|Attorney Peter Glaser’s “Morning After” Reflections on the D.C. Circuit Court GHG Decision|
|Wednesday, 11 July 2012 15:47|
Despite the disappointing decision June 25th, it would be well to remember that the real damage was done in the Supreme Court’s 5-4 Massachusetts decision, where EPA was found to have authority to regulate GHGs under the CAA so long as it determined that GHGs endanger the public health and welfare.
The Massachusetts decision was a real travesty. It is impossible to review the history of the public debate on GHG regulation in this country beginning in the 1980s, when potential climate change first came to prominence, and conclude that authority to regulate GHGs was always available, hiding in plain sight in the CAA as first enacted in 1970. The Supreme Court said in the 2001 American Trucking Association’s decision, in language that is often cited, that Congress does not “hide elephants in mouse holes.” Evidently, in the case of EPA GHG regulation, Congress did.
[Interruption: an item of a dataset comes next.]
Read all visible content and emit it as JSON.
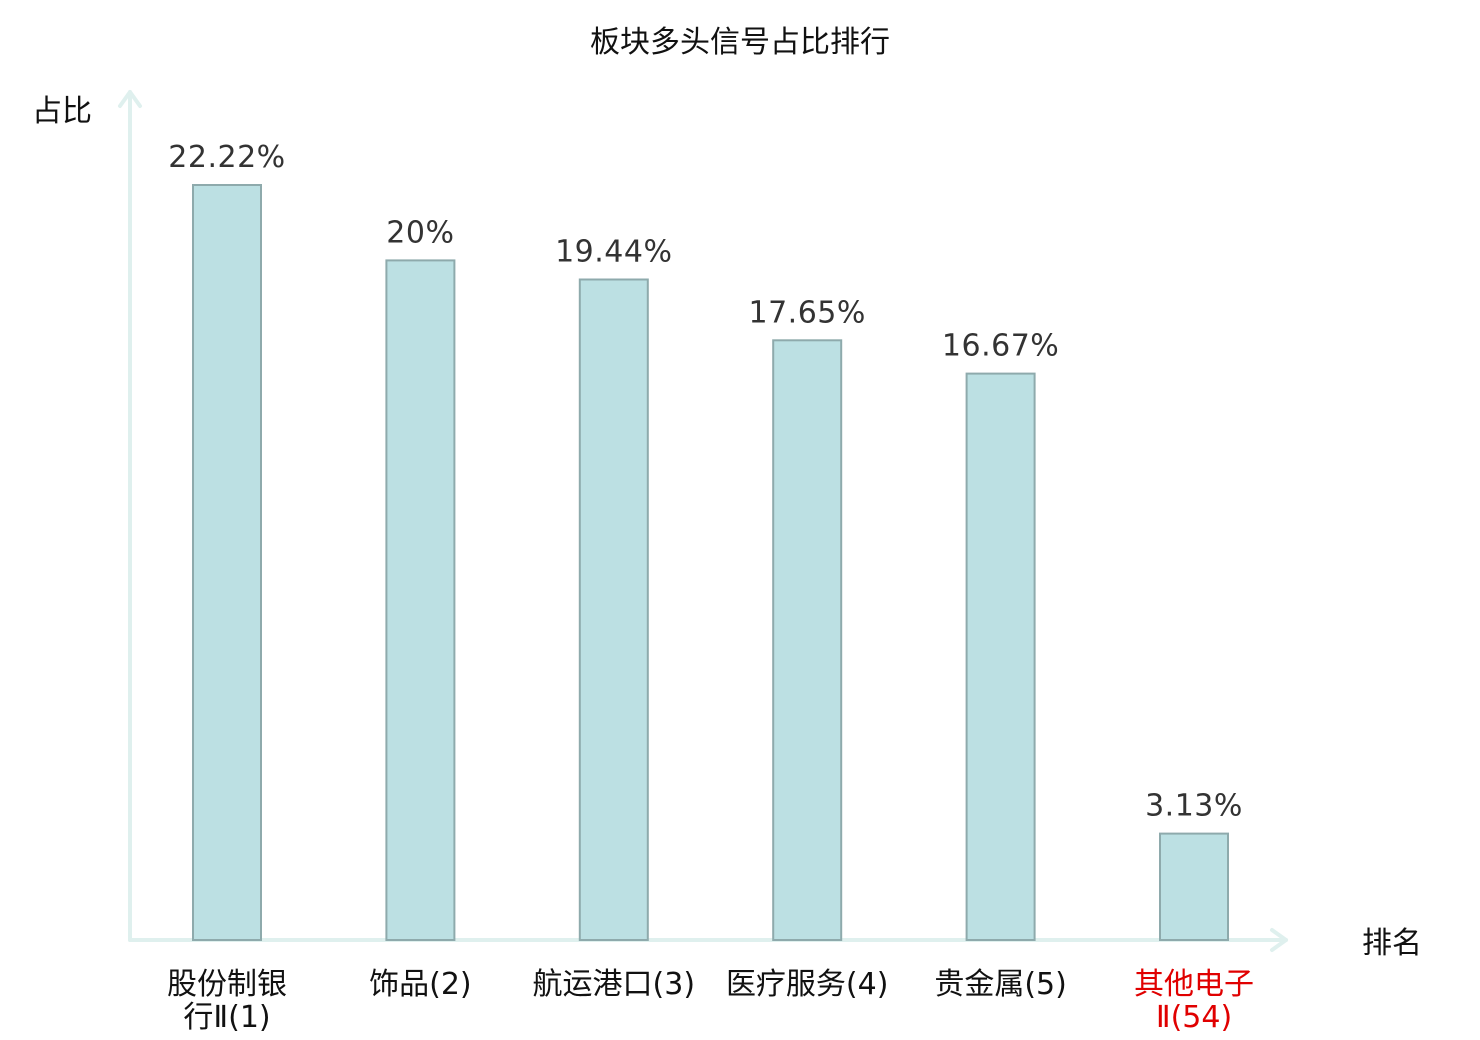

In the end, the most rational thing for the country to do on GHGs is for Congress to enact legislation that gets EPA out of the GHG regulatory business entirely.
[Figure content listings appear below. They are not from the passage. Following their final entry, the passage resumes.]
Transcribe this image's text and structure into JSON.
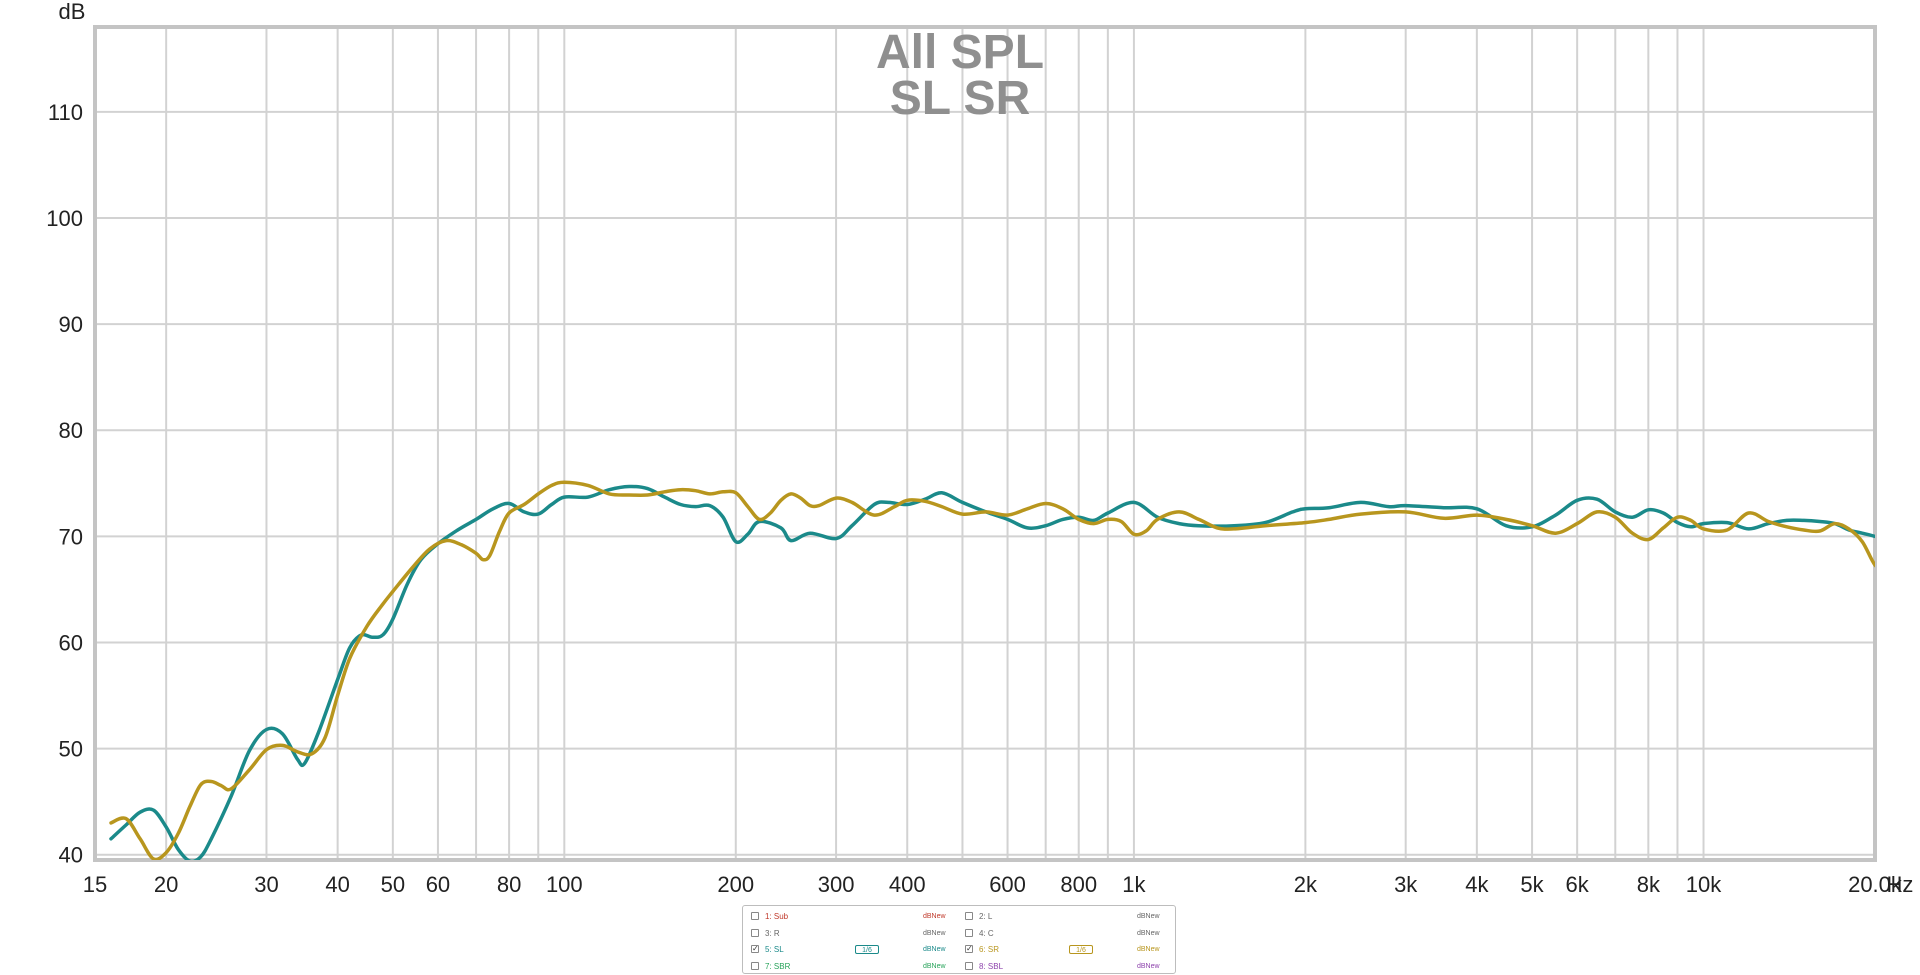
{
  "chart_data": {
    "type": "line",
    "title": "All SPL",
    "subtitle": "SL SR",
    "ylabel": "dB",
    "xlabel": "Hz",
    "xscale": "log",
    "xlim": [
      15,
      20000
    ],
    "ylim": [
      39.5,
      118
    ],
    "grid": true,
    "y_ticks": [
      40,
      50,
      60,
      70,
      80,
      90,
      100,
      110
    ],
    "x_ticks": [
      {
        "value": 15,
        "label": "15"
      },
      {
        "value": 20,
        "label": "20"
      },
      {
        "value": 30,
        "label": "30"
      },
      {
        "value": 40,
        "label": "40"
      },
      {
        "value": 50,
        "label": "50"
      },
      {
        "value": 60,
        "label": "60"
      },
      {
        "value": 80,
        "label": "80"
      },
      {
        "value": 100,
        "label": "100"
      },
      {
        "value": 200,
        "label": "200"
      },
      {
        "value": 300,
        "label": "300"
      },
      {
        "value": 400,
        "label": "400"
      },
      {
        "value": 600,
        "label": "600"
      },
      {
        "value": 800,
        "label": "800"
      },
      {
        "value": 1000,
        "label": "1k"
      },
      {
        "value": 2000,
        "label": "2k"
      },
      {
        "value": 3000,
        "label": "3k"
      },
      {
        "value": 4000,
        "label": "4k"
      },
      {
        "value": 5000,
        "label": "5k"
      },
      {
        "value": 6000,
        "label": "6k"
      },
      {
        "value": 8000,
        "label": "8k"
      },
      {
        "value": 10000,
        "label": "10k"
      },
      {
        "value": 20000,
        "label": "20.0k"
      }
    ],
    "series": [
      {
        "name": "5: SL",
        "color": "#1b8a8a",
        "points": [
          [
            16,
            41.5
          ],
          [
            17,
            42.8
          ],
          [
            18,
            44.0
          ],
          [
            19,
            44.2
          ],
          [
            20,
            42.6
          ],
          [
            21,
            40.5
          ],
          [
            22,
            39.4
          ],
          [
            23,
            39.8
          ],
          [
            24,
            41.5
          ],
          [
            26,
            45.5
          ],
          [
            28,
            49.8
          ],
          [
            30,
            51.8
          ],
          [
            32,
            51.4
          ],
          [
            34,
            49.0
          ],
          [
            35,
            48.6
          ],
          [
            37,
            51.5
          ],
          [
            40,
            56.5
          ],
          [
            42,
            59.5
          ],
          [
            44,
            60.7
          ],
          [
            46,
            60.5
          ],
          [
            48,
            60.7
          ],
          [
            50,
            62.2
          ],
          [
            53,
            65.5
          ],
          [
            56,
            67.8
          ],
          [
            60,
            69.3
          ],
          [
            65,
            70.6
          ],
          [
            70,
            71.6
          ],
          [
            75,
            72.6
          ],
          [
            80,
            73.1
          ],
          [
            85,
            72.3
          ],
          [
            90,
            72.1
          ],
          [
            95,
            73.0
          ],
          [
            100,
            73.7
          ],
          [
            110,
            73.7
          ],
          [
            120,
            74.4
          ],
          [
            130,
            74.7
          ],
          [
            140,
            74.5
          ],
          [
            150,
            73.7
          ],
          [
            160,
            73.0
          ],
          [
            170,
            72.8
          ],
          [
            180,
            72.9
          ],
          [
            190,
            71.8
          ],
          [
            200,
            69.5
          ],
          [
            210,
            70.2
          ],
          [
            220,
            71.4
          ],
          [
            240,
            70.8
          ],
          [
            250,
            69.6
          ],
          [
            270,
            70.3
          ],
          [
            300,
            69.8
          ],
          [
            320,
            71.0
          ],
          [
            350,
            73.0
          ],
          [
            370,
            73.2
          ],
          [
            400,
            73.0
          ],
          [
            430,
            73.5
          ],
          [
            460,
            74.1
          ],
          [
            500,
            73.2
          ],
          [
            550,
            72.3
          ],
          [
            600,
            71.6
          ],
          [
            650,
            70.8
          ],
          [
            700,
            71.0
          ],
          [
            750,
            71.6
          ],
          [
            800,
            71.8
          ],
          [
            850,
            71.5
          ],
          [
            900,
            72.2
          ],
          [
            1000,
            73.2
          ],
          [
            1100,
            71.8
          ],
          [
            1200,
            71.2
          ],
          [
            1300,
            71.0
          ],
          [
            1500,
            71.0
          ],
          [
            1700,
            71.3
          ],
          [
            1900,
            72.3
          ],
          [
            2000,
            72.6
          ],
          [
            2200,
            72.7
          ],
          [
            2500,
            73.2
          ],
          [
            2800,
            72.8
          ],
          [
            3000,
            72.9
          ],
          [
            3500,
            72.7
          ],
          [
            4000,
            72.6
          ],
          [
            4500,
            71.0
          ],
          [
            5000,
            70.9
          ],
          [
            5500,
            72.0
          ],
          [
            6000,
            73.4
          ],
          [
            6500,
            73.5
          ],
          [
            7000,
            72.3
          ],
          [
            7500,
            71.8
          ],
          [
            8000,
            72.5
          ],
          [
            8500,
            72.2
          ],
          [
            9000,
            71.3
          ],
          [
            9500,
            70.9
          ],
          [
            10000,
            71.2
          ],
          [
            11000,
            71.3
          ],
          [
            12000,
            70.7
          ],
          [
            13000,
            71.2
          ],
          [
            14000,
            71.5
          ],
          [
            15000,
            71.5
          ],
          [
            16000,
            71.4
          ],
          [
            17000,
            71.2
          ],
          [
            18000,
            70.6
          ],
          [
            19000,
            70.3
          ],
          [
            20000,
            70.0
          ]
        ]
      },
      {
        "name": "6: SR",
        "color": "#b8961e",
        "points": [
          [
            16,
            43.0
          ],
          [
            17,
            43.4
          ],
          [
            18,
            41.5
          ],
          [
            19,
            39.6
          ],
          [
            20,
            40.2
          ],
          [
            21,
            42.0
          ],
          [
            22,
            44.5
          ],
          [
            23,
            46.6
          ],
          [
            24,
            46.9
          ],
          [
            25,
            46.5
          ],
          [
            26,
            46.2
          ],
          [
            28,
            48.0
          ],
          [
            30,
            49.9
          ],
          [
            32,
            50.3
          ],
          [
            34,
            49.7
          ],
          [
            36,
            49.5
          ],
          [
            38,
            51.0
          ],
          [
            40,
            55.0
          ],
          [
            42,
            58.5
          ],
          [
            45,
            61.5
          ],
          [
            48,
            63.6
          ],
          [
            50,
            64.8
          ],
          [
            54,
            67.0
          ],
          [
            58,
            68.8
          ],
          [
            62,
            69.6
          ],
          [
            66,
            69.2
          ],
          [
            70,
            68.4
          ],
          [
            72,
            67.8
          ],
          [
            74,
            68.2
          ],
          [
            77,
            70.5
          ],
          [
            80,
            72.2
          ],
          [
            85,
            73.0
          ],
          [
            90,
            74.0
          ],
          [
            95,
            74.8
          ],
          [
            100,
            75.1
          ],
          [
            110,
            74.8
          ],
          [
            120,
            74.0
          ],
          [
            130,
            73.9
          ],
          [
            140,
            73.9
          ],
          [
            150,
            74.2
          ],
          [
            160,
            74.4
          ],
          [
            170,
            74.3
          ],
          [
            180,
            74.0
          ],
          [
            190,
            74.2
          ],
          [
            200,
            74.1
          ],
          [
            210,
            72.8
          ],
          [
            220,
            71.6
          ],
          [
            230,
            72.2
          ],
          [
            240,
            73.4
          ],
          [
            250,
            74.0
          ],
          [
            260,
            73.6
          ],
          [
            270,
            72.9
          ],
          [
            280,
            72.9
          ],
          [
            300,
            73.6
          ],
          [
            320,
            73.2
          ],
          [
            350,
            72.0
          ],
          [
            380,
            72.8
          ],
          [
            400,
            73.4
          ],
          [
            430,
            73.3
          ],
          [
            460,
            72.8
          ],
          [
            500,
            72.1
          ],
          [
            550,
            72.3
          ],
          [
            600,
            72.0
          ],
          [
            650,
            72.6
          ],
          [
            700,
            73.1
          ],
          [
            750,
            72.6
          ],
          [
            800,
            71.6
          ],
          [
            850,
            71.2
          ],
          [
            900,
            71.6
          ],
          [
            950,
            71.4
          ],
          [
            1000,
            70.2
          ],
          [
            1050,
            70.5
          ],
          [
            1100,
            71.6
          ],
          [
            1200,
            72.3
          ],
          [
            1300,
            71.6
          ],
          [
            1400,
            70.8
          ],
          [
            1500,
            70.7
          ],
          [
            1700,
            71.0
          ],
          [
            2000,
            71.3
          ],
          [
            2200,
            71.6
          ],
          [
            2500,
            72.1
          ],
          [
            3000,
            72.3
          ],
          [
            3500,
            71.7
          ],
          [
            4000,
            72.0
          ],
          [
            4500,
            71.6
          ],
          [
            5000,
            71.0
          ],
          [
            5500,
            70.3
          ],
          [
            6000,
            71.2
          ],
          [
            6500,
            72.3
          ],
          [
            7000,
            71.8
          ],
          [
            7500,
            70.3
          ],
          [
            8000,
            69.7
          ],
          [
            8500,
            70.8
          ],
          [
            9000,
            71.8
          ],
          [
            9500,
            71.5
          ],
          [
            10000,
            70.7
          ],
          [
            11000,
            70.6
          ],
          [
            12000,
            72.2
          ],
          [
            13000,
            71.4
          ],
          [
            14000,
            70.9
          ],
          [
            15000,
            70.6
          ],
          [
            16000,
            70.5
          ],
          [
            17000,
            71.2
          ],
          [
            18000,
            70.7
          ],
          [
            19000,
            69.5
          ],
          [
            20000,
            67.3
          ],
          [
            21000,
            66.6
          ]
        ]
      }
    ]
  },
  "legend": {
    "rows": [
      {
        "left": {
          "label": "1: Sub",
          "color": "#c0392b",
          "checked": false,
          "db": "dBNew"
        },
        "right": {
          "label": "2: L",
          "color": "#666666",
          "checked": false,
          "db": "dBNew"
        }
      },
      {
        "left": {
          "label": "3: R",
          "color": "#666666",
          "checked": false,
          "db": "dBNew"
        },
        "right": {
          "label": "4: C",
          "color": "#666666",
          "checked": false,
          "db": "dBNew"
        }
      },
      {
        "left": {
          "label": "5: SL",
          "color": "#1b8a8a",
          "checked": true,
          "db": "dBNew",
          "smooth": "1/6"
        },
        "right": {
          "label": "6: SR",
          "color": "#b8961e",
          "checked": true,
          "db": "dBNew",
          "smooth": "1/6"
        }
      },
      {
        "left": {
          "label": "7: SBR",
          "color": "#27a35a",
          "checked": false,
          "db": "dBNew"
        },
        "right": {
          "label": "8: SBL",
          "color": "#8e44ad",
          "checked": false,
          "db": "dBNew"
        }
      }
    ]
  }
}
The lynchpin of the Massachusetts Court’s argument, premise (1), was a misreading of the CAA definition of “air pollutant.” At a minimum, respondent EPA’s opinion that carbon dioxide (CO2) is not an air pollutant was a “permissible construction” of the statute and thus should have been accorded deference under the Court’s Chevron Step 2 test.
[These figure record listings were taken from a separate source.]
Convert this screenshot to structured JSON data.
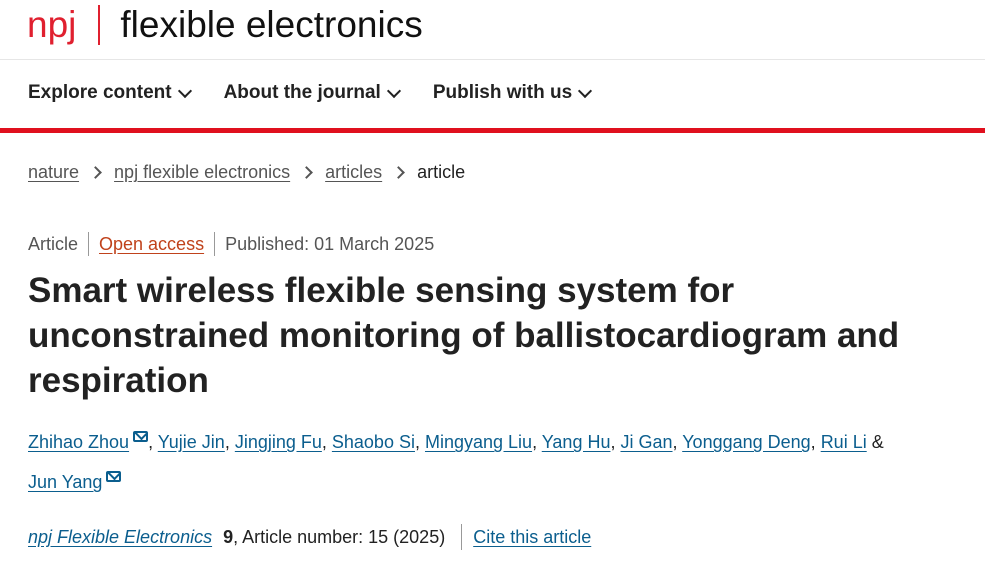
{
  "header": {
    "logo_prefix": "npj",
    "logo_name": "flexible electronics"
  },
  "nav": [
    {
      "label": "Explore content"
    },
    {
      "label": "About the journal"
    },
    {
      "label": "Publish with us"
    }
  ],
  "breadcrumb": [
    "nature",
    "npj flexible electronics",
    "articles",
    "article"
  ],
  "meta": {
    "type": "Article",
    "access": "Open access",
    "published": "Published: 01 March 2025"
  },
  "title": "Smart wireless flexible sensing system for unconstrained monitoring of ballistocardiogram and respiration",
  "authors": [
    "Zhihao Zhou",
    "Yujie Jin",
    "Jingjing Fu",
    "Shaobo Si",
    "Mingyang Liu",
    "Yang Hu",
    "Ji Gan",
    "Yonggang Deng",
    "Rui Li",
    "Jun Yang"
  ],
  "author_sep": ", ",
  "author_and": " & ",
  "citation": {
    "journal": "npj Flexible Electronics",
    "volume": "9",
    "rest": ", Article number: 15 (2025)",
    "cite_link": "Cite this article"
  },
  "colors": {
    "brand_red": "#e0202f",
    "link": "#0b5e8e",
    "open_access": "#c0421b"
  }
}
If the GHG regime EPA is building were proposed in legislation and put to a vote, Congress would reject it. Congress would surely have rejected the EPA’s GHG agenda in 1970, when it enacted the CAA and defined “air pollutant.” The terms “greenhouse gas” and “greenhouse effect” do not even occur in the CAA. Only as amended in 1990 does the CAA even obliquely address the issue of global climate change. Congress considered and rejected regulatory climate policies in the debates on the 1990 CAA Amendments. The very provisions tacitly addressing climate change – CAA Secs. 103(g) and 602(e) – admonish the EPA not to adopt “pollution control requirements” for CO2, and not to regulate substances based on their “global warming potential.”
With the case law on GHG regulation hopelessly botched by the Supreme Court, only Congress can rein in the EPA — and only if there is a change of management in the White House and the Senate in November.